'You must look between the lines'
Providing the right answers: My job is a great mental challenge, and the work is tremendously interesting. I also get to work with a lot of very smart people. To be successful, I need to be technically competent—to be on top of new pronouncements and application of existing ones. I also need to be scrupulously honest with those who are relying on me for input. When they ask me a question, everybody wants a fast answer, but much more important than that is a correct answer.
Keep an open mind: When implementing new accounting standards, it's important to remain open-minded. For example, when the revenue recognition standard first came out, my reaction was, "Why? People understand revenue. Things work fine.
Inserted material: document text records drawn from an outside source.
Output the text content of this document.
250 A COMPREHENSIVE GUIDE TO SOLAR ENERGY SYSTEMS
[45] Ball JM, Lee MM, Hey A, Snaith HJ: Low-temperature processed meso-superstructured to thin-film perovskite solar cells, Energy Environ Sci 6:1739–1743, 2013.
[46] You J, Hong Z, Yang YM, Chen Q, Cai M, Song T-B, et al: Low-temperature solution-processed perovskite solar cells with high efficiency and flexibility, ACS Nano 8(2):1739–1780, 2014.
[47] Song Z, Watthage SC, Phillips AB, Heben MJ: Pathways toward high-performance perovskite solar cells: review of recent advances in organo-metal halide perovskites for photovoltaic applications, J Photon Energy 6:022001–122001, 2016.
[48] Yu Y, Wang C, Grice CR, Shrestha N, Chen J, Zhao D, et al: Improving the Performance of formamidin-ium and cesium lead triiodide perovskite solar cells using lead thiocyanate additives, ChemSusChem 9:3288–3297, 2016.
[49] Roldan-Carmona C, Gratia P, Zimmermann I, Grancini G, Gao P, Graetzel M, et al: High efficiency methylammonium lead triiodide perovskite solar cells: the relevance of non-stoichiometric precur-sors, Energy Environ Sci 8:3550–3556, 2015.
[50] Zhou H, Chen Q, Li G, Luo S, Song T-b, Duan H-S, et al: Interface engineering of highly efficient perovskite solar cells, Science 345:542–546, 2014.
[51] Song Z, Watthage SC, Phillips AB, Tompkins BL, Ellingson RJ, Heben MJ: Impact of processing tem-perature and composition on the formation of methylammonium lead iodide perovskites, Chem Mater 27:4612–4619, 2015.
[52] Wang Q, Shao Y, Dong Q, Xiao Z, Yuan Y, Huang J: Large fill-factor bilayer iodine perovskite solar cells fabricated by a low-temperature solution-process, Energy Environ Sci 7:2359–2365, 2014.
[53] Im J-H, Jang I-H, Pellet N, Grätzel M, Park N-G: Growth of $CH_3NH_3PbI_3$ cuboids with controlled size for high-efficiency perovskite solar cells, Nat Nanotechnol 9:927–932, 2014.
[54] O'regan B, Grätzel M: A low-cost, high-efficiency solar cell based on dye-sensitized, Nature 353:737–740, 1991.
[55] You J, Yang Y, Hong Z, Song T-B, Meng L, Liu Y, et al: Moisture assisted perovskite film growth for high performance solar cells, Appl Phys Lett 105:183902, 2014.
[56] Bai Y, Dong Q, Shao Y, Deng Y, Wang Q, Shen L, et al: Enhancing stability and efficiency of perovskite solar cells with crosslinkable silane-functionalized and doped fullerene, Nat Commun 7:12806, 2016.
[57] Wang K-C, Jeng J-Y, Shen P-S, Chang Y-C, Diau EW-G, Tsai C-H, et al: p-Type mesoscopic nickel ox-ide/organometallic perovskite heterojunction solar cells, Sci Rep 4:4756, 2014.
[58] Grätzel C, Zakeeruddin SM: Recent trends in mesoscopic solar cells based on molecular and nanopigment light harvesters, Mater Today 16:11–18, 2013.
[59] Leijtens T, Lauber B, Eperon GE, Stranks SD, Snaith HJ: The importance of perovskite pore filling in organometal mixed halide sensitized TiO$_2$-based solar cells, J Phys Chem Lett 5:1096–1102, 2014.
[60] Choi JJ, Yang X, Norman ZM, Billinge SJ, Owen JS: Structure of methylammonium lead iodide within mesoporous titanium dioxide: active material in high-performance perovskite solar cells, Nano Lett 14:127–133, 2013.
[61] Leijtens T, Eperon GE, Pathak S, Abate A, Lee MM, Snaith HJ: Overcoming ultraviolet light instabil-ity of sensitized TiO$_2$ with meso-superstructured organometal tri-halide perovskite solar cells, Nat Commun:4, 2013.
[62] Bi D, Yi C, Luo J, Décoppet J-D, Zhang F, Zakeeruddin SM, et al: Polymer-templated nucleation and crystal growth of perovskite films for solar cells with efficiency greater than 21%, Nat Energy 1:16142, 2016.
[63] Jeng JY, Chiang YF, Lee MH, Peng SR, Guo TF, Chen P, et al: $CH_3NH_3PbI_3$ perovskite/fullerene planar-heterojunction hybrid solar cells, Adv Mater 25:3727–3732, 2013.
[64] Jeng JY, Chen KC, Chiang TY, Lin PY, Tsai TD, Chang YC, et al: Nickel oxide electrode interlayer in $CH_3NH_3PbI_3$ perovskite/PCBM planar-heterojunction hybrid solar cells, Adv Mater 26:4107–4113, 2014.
Nothing's broken." I began to try to think about this standard in a different way. I realized if people approach the revenue recognition standard in the right way, maybe that will affect what they're delivering, such as performance obligations they didn't realize or aren't charging for. They may change their pricing to the benefit of their company. So it's important to keep an open mind about what you can learn. To do that, my No. 1 tip is to thoroughly understand the system or the standard before you start the implementation. Even if you have unanswered questions, know enough to know what your questions are.
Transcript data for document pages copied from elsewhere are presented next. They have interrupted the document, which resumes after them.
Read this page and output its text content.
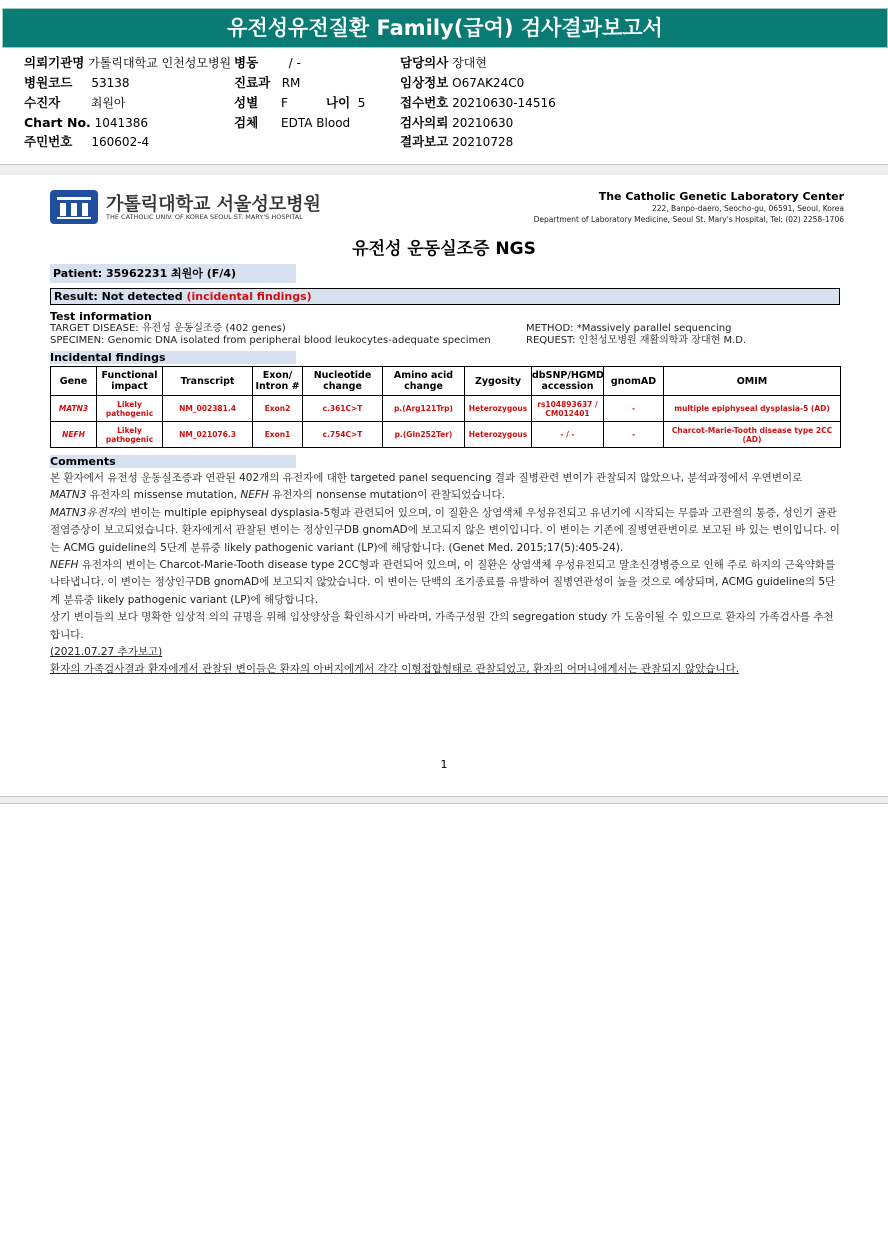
유전성유전질환 Family(급여) 검사결과보고서
의뢰기관명 가톨릭대학교 인천성모병원 병동	/ -	담당의사 장대현
병원코드 53138	진료과 RM	임상정보 O67AK24C0
수진자	최원아	성별 F	나이 5	접수번호 20210630-14516
Chart No. 1041386	검체 EDTA Blood	검사의뢰 20210630
주민번호 160602-4	결과보고 20210728
가톨릭대학교 서울성모병원
THE CATHOLIC UNIV. OF KOREA SEOUL ST. MARY'S HOSPITAL
The Catholic Genetic Laboratory Center
222, Banpo-daero, Seocho-gu, 06591, Seoul, Korea
Department of Laboratory Medicine, Seoul St. Mary's Hospital, Tel: (02) 2258-1706
유전성 운동실조증 NGS
Patient: 35962231 최원아 (F/4)
Result: Not detected (incidental findings)
Test information
TARGET DISEASE: 유전성 운동실조증 (402 genes)
SPECIMEN: Genomic DNA isolated from peripheral blood leukocytes-adequate specimen
METHOD: *Massively parallel sequencing
REQUEST: 인천성모병원 재활의학과 장대현 M.D.
Incidental findings
Gene	Functional impact	Transcript	Exon/ Intron #	Nucleotide change	Amino acid change	Zygosity	dbSNP/HGMD accession	gnomAD	OMIM
MATN3	Likely pathogenic	NM_002381.4	Exon2	c.361C>T	p.(Arg121Trp)	Heterozygous	rs104893637 / CM012401	-	multiple epiphyseal dysplasia-5 (AD)
NEFH	Likely pathogenic	NM_021076.3	Exon1	c.754C>T	p.(Gln252Ter)	Heterozygous	- / -	-	Charcot-Marie-Tooth disease type 2CC (AD)
Comments

본 환자에서 유전성 운동실조증과 연관된 402개의 유전자에 대한 targeted panel sequencing 결과 질병관련 변이가 관찰되지 않았으나, 분석과정에서 우연변이로 MATN3 유전자의 missense mutation, NEFH 유전자의 nonsense mutation이 관찰되었습니다.

MATN3유전자의 변이는 multiple epiphyseal dysplasia-5형과 관련되어 있으며, 이 질환은 상염색체 우성유전되고 유년기에 시작되는 무릎과 고관절의 통증, 성인기 골관절염증상이 보고되었습니다. 환자에게서 관찰된 변이는 정상인구DB gnomAD에 보고되지 않은 변이입니다. 이 변이는 기존에 질병연관변이로 보고된 바 있는 변이입니다. 이는 ACMG guideline의 5단계 분류중 likely pathogenic variant (LP)에 해당합니다. (Genet Med. 2015;17(5):405-24).

NEFH 유전자의 변이는 Charcot-Marie-Tooth disease type 2CC형과 관련되어 있으며, 이 질환은 상염색체 우성유전되고 말초신경병증으로 인해 주로 하지의 근육약화를 나타냅니다. 이 변이는 정상인구DB gnomAD에 보고되지 않았습니다. 이 변이는 단백의 조기종료를 유발하여 질병연관성이 높을 것으로 예상되며, ACMG guideline의 5단계 분류중 likely pathogenic variant (LP)에 해당합니다.

상기 변이들의 보다 명확한 임상적 의의 규명을 위해 임상양상을 확인하시기 바라며, 가족구성원 간의 segregation study 가 도움이될 수 있으므로 환자의 가족검사를 추천합니다.

(2021.07.27 추가보고)

환자의 가족검사결과 환자에게서 관찰된 변이들은 환자의 아버지에게서 각각 이형접합형태로 관찰되었고, 환자의 어머니에게서는 관찰되지 않았습니다.

1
Working in a global business environment: There are two keys to successfully working with partners in a global business environment. Be open to understanding others' points of view, and clearly communicate your own points of view. The ability to communicate clearly and professionally is as important as technical knowledge in the job that I do. To do that, grab all of the new experiences you possibly can. I've had the good fortune over the past few decades to work for two European banks and one U.S. bank. Put yourself in a situation where you have to communicate. When you exchange ideas with people from a different culture, you find you must look between the lines, really listen to what they're saying, and find the meaning in what they're saying.
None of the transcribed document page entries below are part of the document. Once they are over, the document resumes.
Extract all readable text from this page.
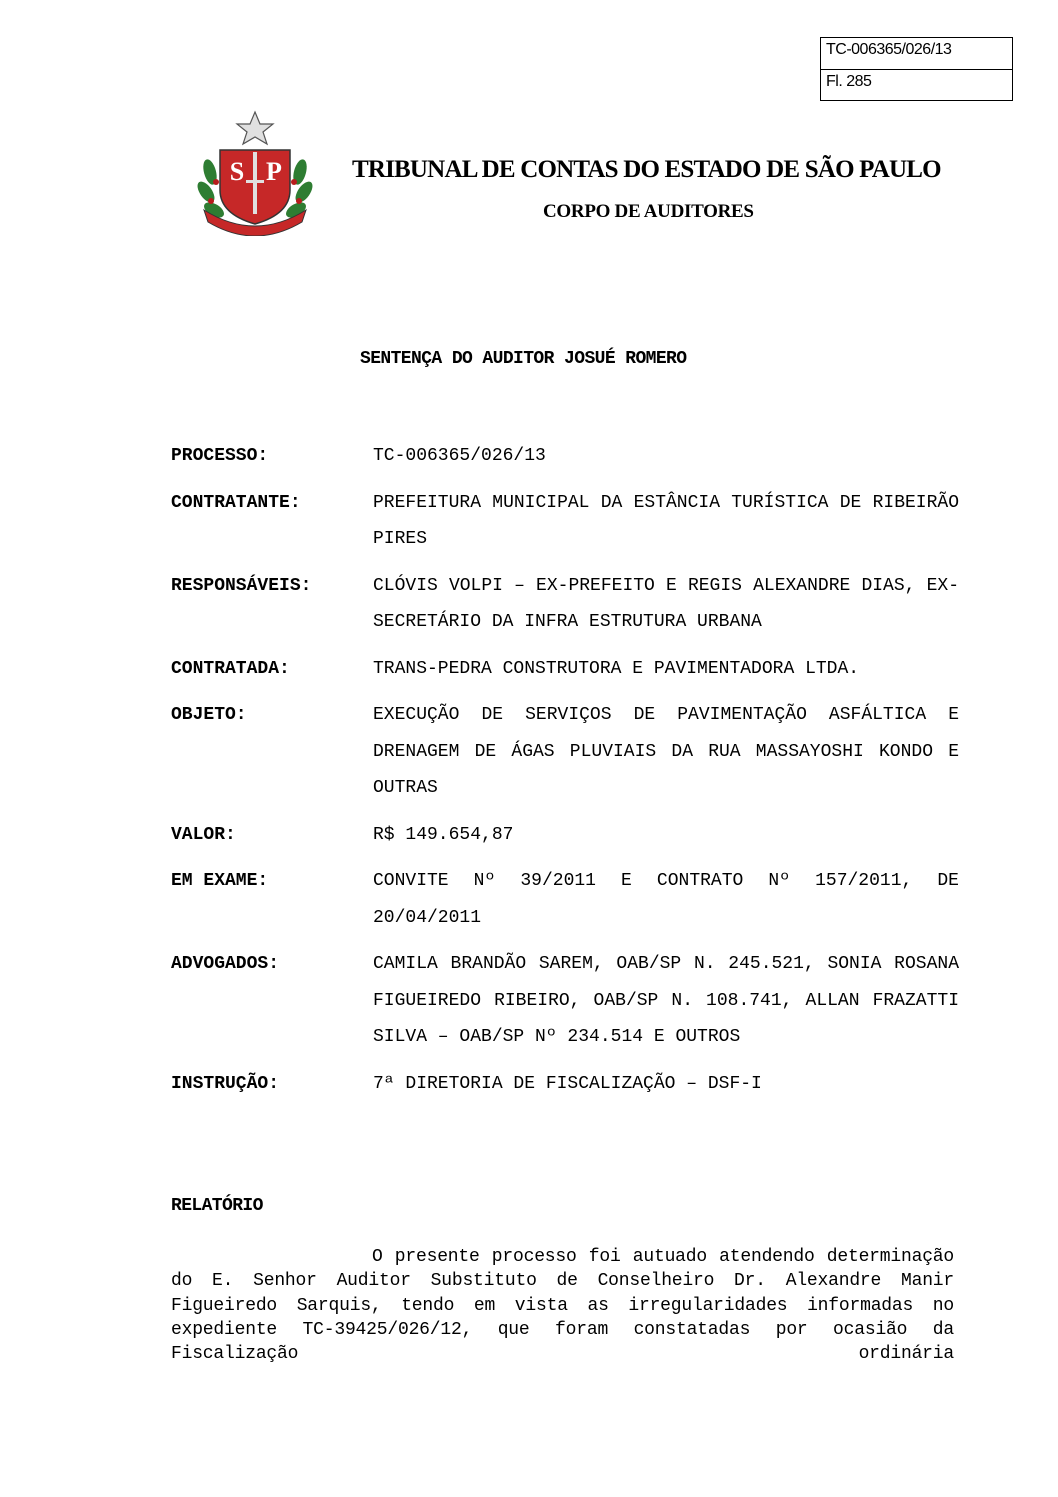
TC-006365/026/13
Fl. 285
S P	TRIBUNAL DE CONTAS DO ESTADO DE SÃO PAULO
CORPO DE AUDITORES
SENTENÇA DO AUDITOR JOSUÉ ROMERO
PROCESSO:	TC-006365/026/13
CONTRATANTE:	PREFEITURA MUNICIPAL DA ESTÂNCIA TURÍSTICA DE RIBEIRÃO PIRES
RESPONSÁVEIS:	CLÓVIS VOLPI – EX-PREFEITO E REGIS ALEXANDRE DIAS, EX-SECRETÁRIO DA INFRA ESTRUTURA URBANA
CONTRATADA:	TRANS-PEDRA CONSTRUTORA E PAVIMENTADORA LTDA.
OBJETO:	EXECUÇÃO DE SERVIÇOS DE PAVIMENTAÇÃO ASFÁLTICA E DRENAGEM DE ÁGAS PLUVIAIS DA RUA MASSAYOSHI KONDO E OUTRAS
VALOR:	R$ 149.654,87
EM EXAME:	CONVITE Nº 39/2011 E CONTRATO Nº 157/2011, DE 20/04/2011
ADVOGADOS:	CAMILA BRANDÃO SAREM, OAB/SP N. 245.521, SONIA ROSANA FIGUEIREDO RIBEIRO, OAB/SP N. 108.741, ALLAN FRAZATTI SILVA – OAB/SP Nº 234.514 E OUTROS
INSTRUÇÃO:	7ª DIRETORIA DE FISCALIZAÇÃO – DSF-I
RELATÓRIO
O presente processo foi autuado atendendo determinação do E. Senhor Auditor Substituto de Conselheiro Dr. Alexandre Manir Figueiredo Sarquis, tendo em vista as irregularidades informadas no expediente TC-39425/026/12, que foram constatadas por ocasião da Fiscalização ordinária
Lifelong learning: I think it's important to view your role as a lifelong learning opportunity. My role now isn't that different in mentality from that of the large CPA firms, where if a partner has a question and he feels a first-year staff member is the best person to ask, that's who he asks. He might teach something to that staff member, or he might learn something. I've tried to keep that model in my own career in all my years since leaving public accounting. This is a great thing about my role, and a necessary thing. There's pretty much no one in the world that you can't learn something from. You'll make rapid strides if you keep that in mind.